BTPN Taps Indonesia's ‘Mass Market’ for Growth

Jakarta Globe, Netty Ismail, February 07, 2010

PT Bank Tabungan Pensiunan Nasional said on Friday that lending rose more than 50 percent last year, about five times the industry average, as it gained access to the country’s “mass market.”

Loan growth in 2010 “will still be strong” and continue to outpace the domestic banking industry, where lending rose about 10 percent last year, BTPN chief executive Jerry Ng said.

Deposits rose more than 60 percent in 2009 from the previous year, he said.

Fourth-quarter earnings were “strong,” Ng said, without providing a figure. The bank had net income of Rp 266 billion ($28.5 million) in the first nine months of last year.

Controlled by Texas Pacific Group, BTPN’s shares rose fivefold in the past 12 months to close at an all-time high of Rp 5,550 on Thursday. On Friday, they closed down 3.6 percent at Rp 5,350.

The bank’s growth “could outpace the sector significantly,” boosted by its micro-lending expansion, Mulya Chandra, an analyst at CIMB-GK Securities, said in a research note dated Dec. 17.

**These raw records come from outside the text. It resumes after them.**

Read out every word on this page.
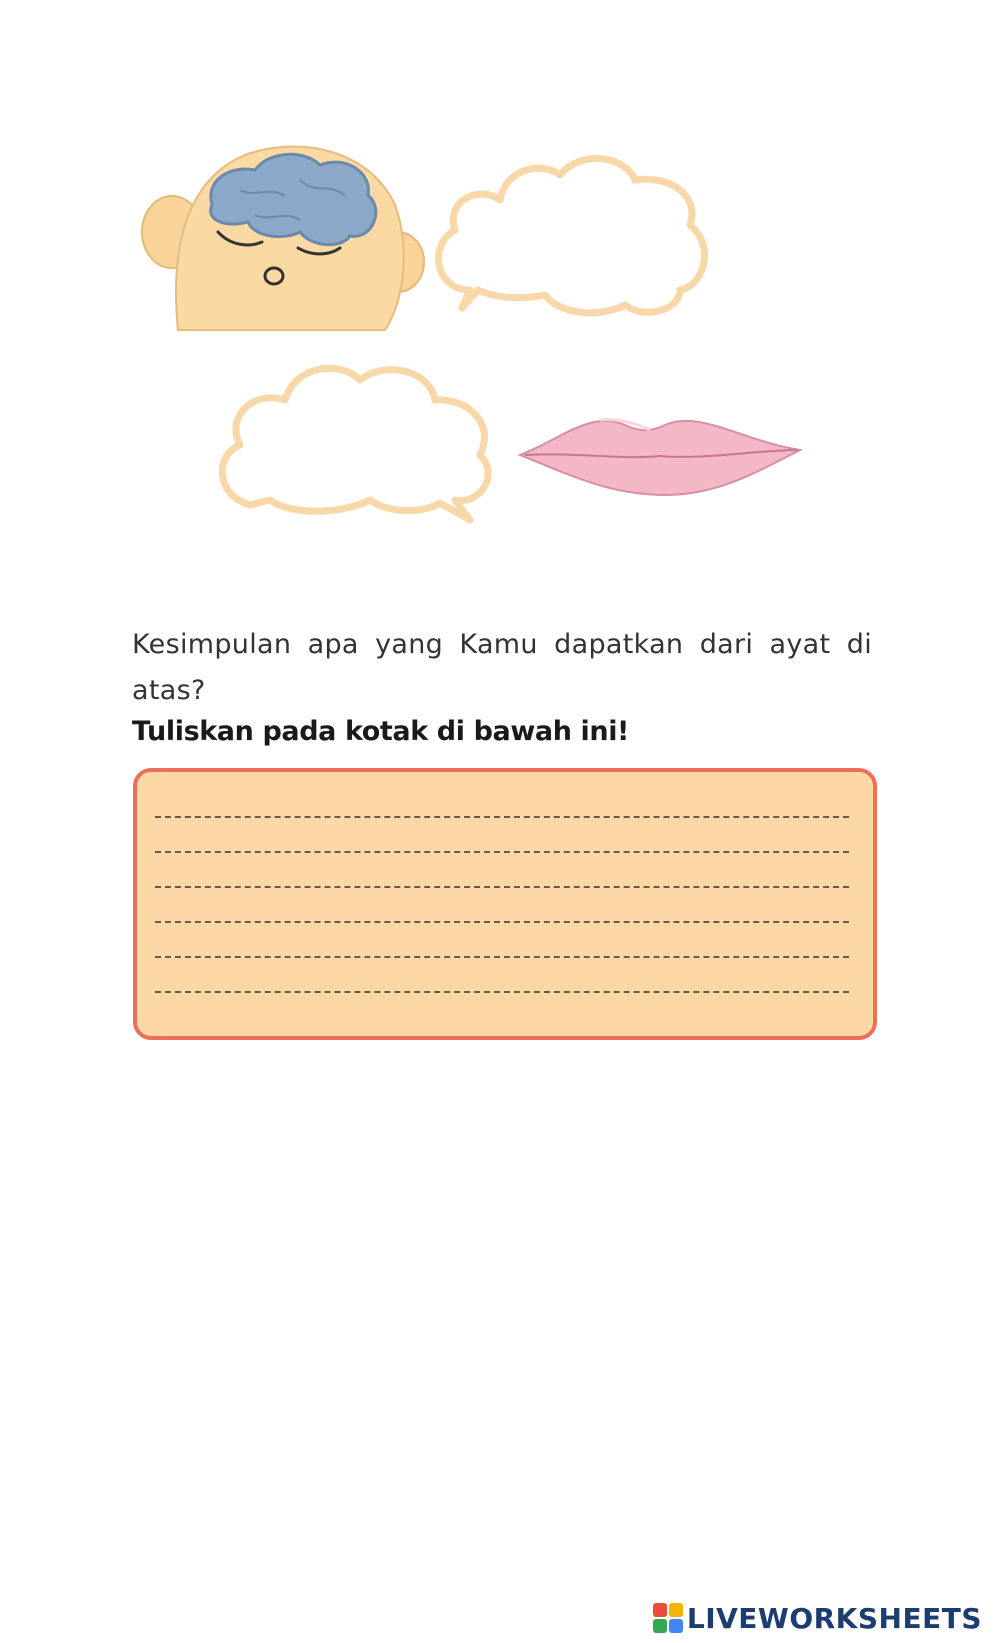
Kesimpulan apa yang Kamu dapatkan dari ayat di atas?
Tuliskan pada kotak di bawah ini!
LIVEWORKSHEETS
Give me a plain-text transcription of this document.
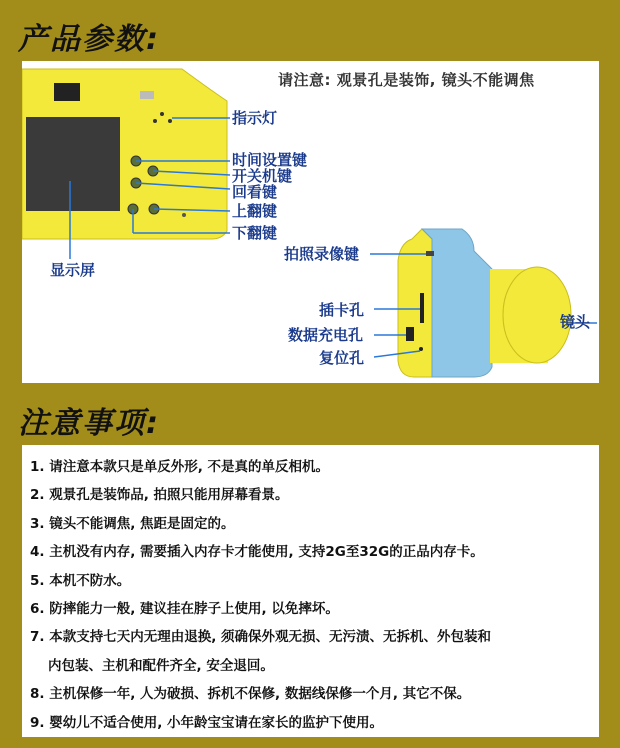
产品参数:
请注意: 观景孔是装饰, 镜头不能调焦
指示灯
时间设置键
开关机键
回看键
上翻键
下翻键
显示屏
拍照录像键
插卡孔
数据充电孔
复位孔
镜头
注意事项:
1. 请注意本款只是单反外形, 不是真的单反相机。
2. 观景孔是装饰品, 拍照只能用屏幕看景。
3. 镜头不能调焦, 焦距是固定的。
4. 主机没有内存, 需要插入内存卡才能使用, 支持2G至32G的正品内存卡。
5. 本机不防水。
6. 防摔能力一般, 建议挂在脖子上使用, 以免摔坏。
7. 本款支持七天内无理由退换, 须确保外观无损、无污渍、无拆机、外包装和
内包装、主机和配件齐全, 安全退回。
8. 主机保修一年, 人为破损、拆机不保修, 数据线保修一个月, 其它不保。
9. 婴幼儿不适合使用, 小年龄宝宝请在家长的监护下使用。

“The potential is big and quite immune from volatility, or what happens in the global economy,” Ng said. “Given that the penetration is low, the opportunity is very interesting.”

BTPN’s gross rate of non-performing loans stood at 0.5 percent in 2009, as the bank maintains a “very healthy asset quality,” Ng said.

BTPN plans to sell rupiah-denominated bonds this year to expand the microfinance business it started at the end of 2008, after TPG and its Indonesian affiliate had bought a 71.6 percent stake in the bank.

At the end of last year, the bank had 539 micro-banking branches across the country, providing loans averaging about $3,000 each to more than 100,000 customers, including food hawkers and street traders.

BTPN was founded in 1959 to provide loans and deposit services to retired civil servants.

About 85 percent of its business went to retirees last year, and 15 percent comprised microcredit. The portion coming from its microcredit business is set to grow to 25 percent at the end of this year and 40 percent in three years, Ng said.

Research estimates show that there are potentially more than 40 million self-employed Indonesians in the “mass market” segment, of which less than 30 percent have access to “formal forms of financing,” Ng said.

Because of the less competitive environment, micro loans offer the highest margin compared with other loans, Henry Pranoto, an analyst at PT Andalan Artha Advisindo Sekuritas, said in a January report.

“Micro loans will be the greatest loan-growth engine” in 2010, he said in the report.

BTPN, which plans to add 30 to 40 more micro-banking branches this year, is expanding into providing pawnshop services that comply with Islamic law, or Shariah, he said.

“The potential is quite sizeable,” Ng said. “It is very consistent with our mass market.”